Da quale ispirazione è nata “Segrate”?
Segrate è nata da un’immagine, che è quella che vedo tutti i giorni per andare al lavoro. Lavori in corso, cave di prestito, palazzoni sempre più alti e sempre più vuoti. La realtà dell’hinterland di Milano è quella di una provincia dormitorio, dove al panorama corrisponde anche un modo di essere. Siamo sempre più abituati a dover rimodulare le nostre vite in funzione della situazione e non in base ai nostri desideri.
Il tuo EP di prossima uscita si chiama “Arancio”, come il tuo cognome, ha un concept autobiografico? Quanti brani conterrà?

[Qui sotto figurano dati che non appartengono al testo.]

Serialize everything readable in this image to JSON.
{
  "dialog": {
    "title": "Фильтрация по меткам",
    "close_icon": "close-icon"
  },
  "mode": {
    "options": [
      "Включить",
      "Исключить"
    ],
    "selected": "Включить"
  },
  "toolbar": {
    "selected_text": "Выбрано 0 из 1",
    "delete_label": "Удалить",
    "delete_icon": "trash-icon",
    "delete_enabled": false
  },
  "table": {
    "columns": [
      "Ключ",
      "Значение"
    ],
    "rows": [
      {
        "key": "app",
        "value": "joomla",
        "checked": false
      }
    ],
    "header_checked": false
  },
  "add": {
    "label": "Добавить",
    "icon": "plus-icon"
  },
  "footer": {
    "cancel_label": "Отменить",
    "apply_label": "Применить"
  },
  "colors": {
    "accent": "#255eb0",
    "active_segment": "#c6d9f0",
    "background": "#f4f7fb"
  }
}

Certamente, ci ho lasciato dentro un pezzo di me. E poi l’arancione è il colore simbolo di armonia interiore, creatività e fiducia in se stessi e negli altri. Sono valori in cui mi riconosco molto. “Arancio” è un EP di 5 tracce, che racchiude una parte del lavoro degli ultimi due anni.
Farai uscire un altro singolo dall’EP?
Sarebbe interessante, credo che ci sia più di un pezzo all’interno di “Arancio” che possa stare i piedi da solo. Alcuni brani sono stralci di vita e veri e propri microcosmi. Abbiamo qualche idea per fare uscire un altro video prima dell’estate, ma potrebbe essere che avremo già le energie per pensare a qualcosa di nuovo.
“Parigi, Berlino ritorno” è il brano che ti ha portato alla finale del Festival di San Nolo, che nel testo rivela la voglia di andare via, spinto dai desideri dei versi “sarebbe bello se”. Oggi cosa “sarebbe bello” per te?
Direi che in questo momento sarebbe bello se tornassero i concerti. Mi manca molto questo aspetto della mia vita che è sempre stato presente. È la dimensione in cui ascolto nuovi artisti, l’occasione per vedere tanti amici e frequentare posti che mi piacciono.
Sei ancora parte del power Trio “SOCS”, ci saranno novità anche con loro?
Certo che sì, prima di essere una band siamo grandi amici. Sono la mia relazione più lunga! Abbiamo provato finché abbiamo potuto in sala prove, ma la situazione attuale non permette neanche di vedersi. Ci sentiamo spesso e devo dire che i ragazzi, oltre che essere sempre onesti sui miei progetti paralleli, mi stanno facendo anche molto coraggio. Ci piacerebbe registrare un EP, qualche cosa è già pronta ma i SOCS sono una band che da il meglio nei live, attenderemo tempi migliori.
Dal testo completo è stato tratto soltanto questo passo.